The Prospective SMART-D Trial
These algorithms were then tested in the prospective SMART-D trial (NCT05537584), a single-site, double-blind, biomarker-guided study conducted at McLean Hospital. Forty-seven participants with MDD completed at least one week of treatment and were included in the primary intent-to-treat analyses. Participants underwent fMRI, cognitive testing, and clinical assessments before being randomized to receive either sertraline or bupropion, with treatment assignment either consistent or inconsistent with their biomarker profile.
The primary outcome was change in depression severity measured by the Montgomery–Åsberg Depression Rating Scale (MADRS) across the 8-week trial. Overall, the trial demonstrated strong treatment effects, with a response rate of 63.8% (30/47) and a remission rate of 53.2% (25/47) in the intent-to-treat sample. Among participants completing the full 8-week course, response and remission rates rose to 70.7% and 63.4%, respectively.
Key Findings: Biomarker Burden Matters
The study's most striking finding emerged when researchers examined overall biomarker patterns rather than drug-specific matching. The primary hypothesis—that participants receiving a drug consistent with their biomarker would outperform those receiving an inconsistent drug—did not reach statistical significance (time × consistent/inconsistent group, F(1,38.18) = 0.03, P = 0.87). Response rates were 66.7% in the inconsistent group versus 61.5% in the consistent group.
However, a significant difference emerged when comparing depression symptom trajectories based on the number of positive biomarkers a patient possessed (time × group F(2,38.32) = 3.85, P = 0.029). Patients with two negative markers showed the smallest reduction in depressive symptoms regardless of drug assignment. Response rates reached 71.4% among patients with positive biomarkers for both medications, compared with 65.4% for those with one positive marker and 42.9% for those with no positive markers—representing a 66.8% boost in response rate.
"This is important because it reinforces the idea that depression is not a single uniform illness," Pizzagalli said. "Different biological pathways likely contribute to symptoms in different people. Understanding those differences could eventually allow us to tailor treatments much more effectively."
Shared Biological Signals Across Drug Classes
The findings point to a shared biomarker signal predicting response across both sertraline and bupropion, despite their different mechanisms of action. Both drugs act on monoaminergic pathways—sertraline by inhibiting serotonin reuptake and bupropion by inhibiting dopamine and norepinephrine reuptake. The researchers note that reward processing and cognitive control, both mediated by monoaminergic signaling in the brain, may serve as markers of treatment responsiveness for monoaminergic medications broadly.
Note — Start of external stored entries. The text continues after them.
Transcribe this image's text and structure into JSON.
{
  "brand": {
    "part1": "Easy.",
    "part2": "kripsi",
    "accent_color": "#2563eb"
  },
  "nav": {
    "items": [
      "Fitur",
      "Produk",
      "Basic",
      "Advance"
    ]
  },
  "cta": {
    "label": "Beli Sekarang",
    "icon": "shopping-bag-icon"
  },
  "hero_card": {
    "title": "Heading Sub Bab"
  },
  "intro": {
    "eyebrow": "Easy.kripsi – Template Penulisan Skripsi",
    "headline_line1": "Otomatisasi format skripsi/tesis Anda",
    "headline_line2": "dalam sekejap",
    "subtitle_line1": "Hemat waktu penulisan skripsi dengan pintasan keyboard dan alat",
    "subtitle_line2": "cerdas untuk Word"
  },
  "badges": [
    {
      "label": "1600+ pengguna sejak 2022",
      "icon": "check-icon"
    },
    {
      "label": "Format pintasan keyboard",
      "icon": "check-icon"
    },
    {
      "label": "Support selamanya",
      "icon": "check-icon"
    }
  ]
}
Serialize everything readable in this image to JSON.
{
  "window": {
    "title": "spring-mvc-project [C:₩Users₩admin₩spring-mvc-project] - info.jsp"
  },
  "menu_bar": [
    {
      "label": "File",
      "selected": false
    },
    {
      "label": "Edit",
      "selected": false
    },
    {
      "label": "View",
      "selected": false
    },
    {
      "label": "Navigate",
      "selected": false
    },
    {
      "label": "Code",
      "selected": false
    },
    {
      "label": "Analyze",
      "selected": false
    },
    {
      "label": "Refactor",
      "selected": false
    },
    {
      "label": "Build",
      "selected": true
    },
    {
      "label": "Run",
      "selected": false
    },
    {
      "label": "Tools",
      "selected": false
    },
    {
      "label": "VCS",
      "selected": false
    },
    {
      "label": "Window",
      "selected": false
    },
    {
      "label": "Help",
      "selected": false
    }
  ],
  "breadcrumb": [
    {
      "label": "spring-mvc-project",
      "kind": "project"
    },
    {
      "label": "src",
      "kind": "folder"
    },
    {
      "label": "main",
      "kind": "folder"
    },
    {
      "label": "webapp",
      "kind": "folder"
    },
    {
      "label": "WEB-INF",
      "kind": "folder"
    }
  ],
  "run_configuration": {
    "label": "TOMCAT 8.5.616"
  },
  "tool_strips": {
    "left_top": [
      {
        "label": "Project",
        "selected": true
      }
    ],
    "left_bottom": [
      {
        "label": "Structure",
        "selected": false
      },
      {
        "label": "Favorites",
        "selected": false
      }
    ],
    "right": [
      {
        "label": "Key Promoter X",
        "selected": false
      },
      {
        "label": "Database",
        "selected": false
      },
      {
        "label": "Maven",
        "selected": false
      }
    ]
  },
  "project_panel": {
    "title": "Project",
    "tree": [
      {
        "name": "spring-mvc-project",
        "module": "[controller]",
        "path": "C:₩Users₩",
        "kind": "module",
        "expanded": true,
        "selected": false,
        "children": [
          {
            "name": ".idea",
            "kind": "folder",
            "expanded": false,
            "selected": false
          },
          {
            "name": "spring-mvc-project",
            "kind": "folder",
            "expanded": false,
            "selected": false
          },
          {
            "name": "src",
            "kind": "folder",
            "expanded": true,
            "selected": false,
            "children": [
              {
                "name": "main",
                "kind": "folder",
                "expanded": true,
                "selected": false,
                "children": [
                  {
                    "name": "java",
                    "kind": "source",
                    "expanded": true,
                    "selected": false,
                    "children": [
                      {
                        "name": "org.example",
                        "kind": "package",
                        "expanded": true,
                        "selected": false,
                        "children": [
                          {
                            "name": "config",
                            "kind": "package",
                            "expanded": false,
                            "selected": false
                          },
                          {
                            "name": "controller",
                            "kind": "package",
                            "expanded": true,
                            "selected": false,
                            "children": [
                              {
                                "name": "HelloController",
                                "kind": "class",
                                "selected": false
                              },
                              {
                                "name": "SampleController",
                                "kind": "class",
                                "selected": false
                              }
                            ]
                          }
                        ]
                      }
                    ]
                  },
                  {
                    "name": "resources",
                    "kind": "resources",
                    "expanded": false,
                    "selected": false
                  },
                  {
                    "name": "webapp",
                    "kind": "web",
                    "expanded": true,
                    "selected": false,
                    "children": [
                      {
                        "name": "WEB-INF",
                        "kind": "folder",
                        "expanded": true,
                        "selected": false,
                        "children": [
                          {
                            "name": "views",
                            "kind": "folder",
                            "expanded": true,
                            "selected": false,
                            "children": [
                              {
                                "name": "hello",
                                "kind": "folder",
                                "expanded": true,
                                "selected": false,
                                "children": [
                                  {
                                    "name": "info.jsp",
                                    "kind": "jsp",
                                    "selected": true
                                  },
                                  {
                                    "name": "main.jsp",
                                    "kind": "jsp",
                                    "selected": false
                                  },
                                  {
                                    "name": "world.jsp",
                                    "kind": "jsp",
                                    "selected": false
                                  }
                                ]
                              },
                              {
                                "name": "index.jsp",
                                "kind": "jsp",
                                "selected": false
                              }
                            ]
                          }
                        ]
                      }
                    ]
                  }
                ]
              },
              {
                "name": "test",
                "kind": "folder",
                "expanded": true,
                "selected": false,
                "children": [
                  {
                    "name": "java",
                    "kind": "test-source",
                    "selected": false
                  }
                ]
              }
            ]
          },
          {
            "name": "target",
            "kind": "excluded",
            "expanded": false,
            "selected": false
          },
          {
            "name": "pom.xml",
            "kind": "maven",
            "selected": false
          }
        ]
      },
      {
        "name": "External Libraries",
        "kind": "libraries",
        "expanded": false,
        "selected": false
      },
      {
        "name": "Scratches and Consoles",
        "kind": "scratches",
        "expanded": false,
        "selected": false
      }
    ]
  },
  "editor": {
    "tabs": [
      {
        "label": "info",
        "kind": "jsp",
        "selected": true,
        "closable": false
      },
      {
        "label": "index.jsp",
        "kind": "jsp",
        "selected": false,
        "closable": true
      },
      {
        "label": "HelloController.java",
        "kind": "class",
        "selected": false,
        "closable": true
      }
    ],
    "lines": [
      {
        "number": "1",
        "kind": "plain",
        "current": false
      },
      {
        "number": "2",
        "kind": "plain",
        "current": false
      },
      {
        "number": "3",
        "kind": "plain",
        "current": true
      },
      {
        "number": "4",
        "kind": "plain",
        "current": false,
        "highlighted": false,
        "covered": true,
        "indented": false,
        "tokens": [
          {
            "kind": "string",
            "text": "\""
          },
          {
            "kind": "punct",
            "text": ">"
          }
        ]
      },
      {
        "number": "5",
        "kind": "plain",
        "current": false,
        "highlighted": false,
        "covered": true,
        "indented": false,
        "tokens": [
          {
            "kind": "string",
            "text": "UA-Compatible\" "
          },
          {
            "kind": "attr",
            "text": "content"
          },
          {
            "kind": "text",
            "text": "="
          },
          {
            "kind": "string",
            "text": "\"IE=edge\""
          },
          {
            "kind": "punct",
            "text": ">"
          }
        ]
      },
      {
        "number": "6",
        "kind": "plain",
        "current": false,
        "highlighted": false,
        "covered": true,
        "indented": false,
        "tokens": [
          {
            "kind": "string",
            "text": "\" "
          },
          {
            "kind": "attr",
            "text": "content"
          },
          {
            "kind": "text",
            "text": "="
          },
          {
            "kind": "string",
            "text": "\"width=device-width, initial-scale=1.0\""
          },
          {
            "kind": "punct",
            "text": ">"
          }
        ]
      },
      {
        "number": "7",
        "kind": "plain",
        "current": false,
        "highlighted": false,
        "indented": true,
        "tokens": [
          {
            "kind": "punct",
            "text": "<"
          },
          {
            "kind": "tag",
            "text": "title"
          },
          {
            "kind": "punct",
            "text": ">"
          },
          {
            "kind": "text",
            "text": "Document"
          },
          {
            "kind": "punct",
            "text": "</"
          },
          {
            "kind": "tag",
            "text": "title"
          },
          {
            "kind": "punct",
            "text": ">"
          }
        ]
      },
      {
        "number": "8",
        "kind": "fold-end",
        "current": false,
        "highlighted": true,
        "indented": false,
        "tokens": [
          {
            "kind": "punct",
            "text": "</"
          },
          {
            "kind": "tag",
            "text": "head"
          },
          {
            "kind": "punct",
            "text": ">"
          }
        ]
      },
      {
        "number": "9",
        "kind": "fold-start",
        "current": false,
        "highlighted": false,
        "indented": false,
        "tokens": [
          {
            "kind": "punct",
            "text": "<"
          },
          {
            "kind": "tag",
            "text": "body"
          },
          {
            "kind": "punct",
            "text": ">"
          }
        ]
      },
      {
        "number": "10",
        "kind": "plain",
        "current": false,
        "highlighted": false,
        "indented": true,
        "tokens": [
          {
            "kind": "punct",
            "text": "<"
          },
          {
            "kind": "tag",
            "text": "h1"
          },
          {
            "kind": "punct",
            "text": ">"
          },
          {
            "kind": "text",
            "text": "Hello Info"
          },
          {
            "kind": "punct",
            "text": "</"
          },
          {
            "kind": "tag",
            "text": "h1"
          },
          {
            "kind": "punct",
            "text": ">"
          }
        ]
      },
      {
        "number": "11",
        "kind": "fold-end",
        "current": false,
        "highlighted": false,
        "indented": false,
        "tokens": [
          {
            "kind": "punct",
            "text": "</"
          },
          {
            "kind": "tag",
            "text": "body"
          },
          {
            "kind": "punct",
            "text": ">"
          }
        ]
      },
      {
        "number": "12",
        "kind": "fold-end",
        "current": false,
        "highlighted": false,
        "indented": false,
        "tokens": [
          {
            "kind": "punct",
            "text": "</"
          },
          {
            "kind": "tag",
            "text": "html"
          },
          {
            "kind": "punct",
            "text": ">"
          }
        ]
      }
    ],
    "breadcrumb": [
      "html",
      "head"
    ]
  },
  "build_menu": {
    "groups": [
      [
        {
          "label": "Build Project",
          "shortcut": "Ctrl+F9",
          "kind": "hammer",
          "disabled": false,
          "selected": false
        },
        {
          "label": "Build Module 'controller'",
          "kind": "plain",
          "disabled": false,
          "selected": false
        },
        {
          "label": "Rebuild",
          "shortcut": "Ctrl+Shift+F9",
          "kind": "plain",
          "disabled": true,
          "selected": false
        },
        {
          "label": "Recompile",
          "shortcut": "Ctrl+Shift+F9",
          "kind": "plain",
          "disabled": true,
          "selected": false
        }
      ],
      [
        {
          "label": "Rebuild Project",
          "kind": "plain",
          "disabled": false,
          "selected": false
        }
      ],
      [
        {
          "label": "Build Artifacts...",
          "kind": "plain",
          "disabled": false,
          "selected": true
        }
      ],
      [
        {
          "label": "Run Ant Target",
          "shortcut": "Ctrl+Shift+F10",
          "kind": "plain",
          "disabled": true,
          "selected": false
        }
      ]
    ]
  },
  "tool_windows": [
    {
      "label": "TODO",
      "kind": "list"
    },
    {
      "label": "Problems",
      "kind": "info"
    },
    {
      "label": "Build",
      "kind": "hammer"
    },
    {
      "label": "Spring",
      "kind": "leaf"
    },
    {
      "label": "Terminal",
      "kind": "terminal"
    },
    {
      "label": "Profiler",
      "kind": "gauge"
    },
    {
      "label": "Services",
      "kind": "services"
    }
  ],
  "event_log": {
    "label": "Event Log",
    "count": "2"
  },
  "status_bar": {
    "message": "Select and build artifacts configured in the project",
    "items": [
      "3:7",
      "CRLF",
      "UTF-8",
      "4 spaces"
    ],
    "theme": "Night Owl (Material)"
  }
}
Limitations and Clinical Applicability
The researchers caution that the technology is not yet ready for routine clinical use. The final analytical sample included fewer than 50 patients, limiting statistical power to detect drug-specific differentiation. Additionally, some predictive measures relied on expensive fMRI scans that are not currently practical for most clinical settings.
"This study is an early but important proof of concept," Pizzagalli said. "It lays the groundwork for larger studies that could ultimately transform how we treat depression."
The implications could extend beyond medication selection. In the future, biomarker-guided approaches might help clinicians identify patients unlikely to respond to conventional antidepressants, allowing them to move more quickly toward alternatives such as psychotherapy, brain stimulation therapies, or ketamine-based treatments.
The research was funded by the National Institute of Mental Health, which supported the EMBARC study, and by Wellcome Leap's Multi-Channel Psych program, which supported the UC Irvine-led clinical trial.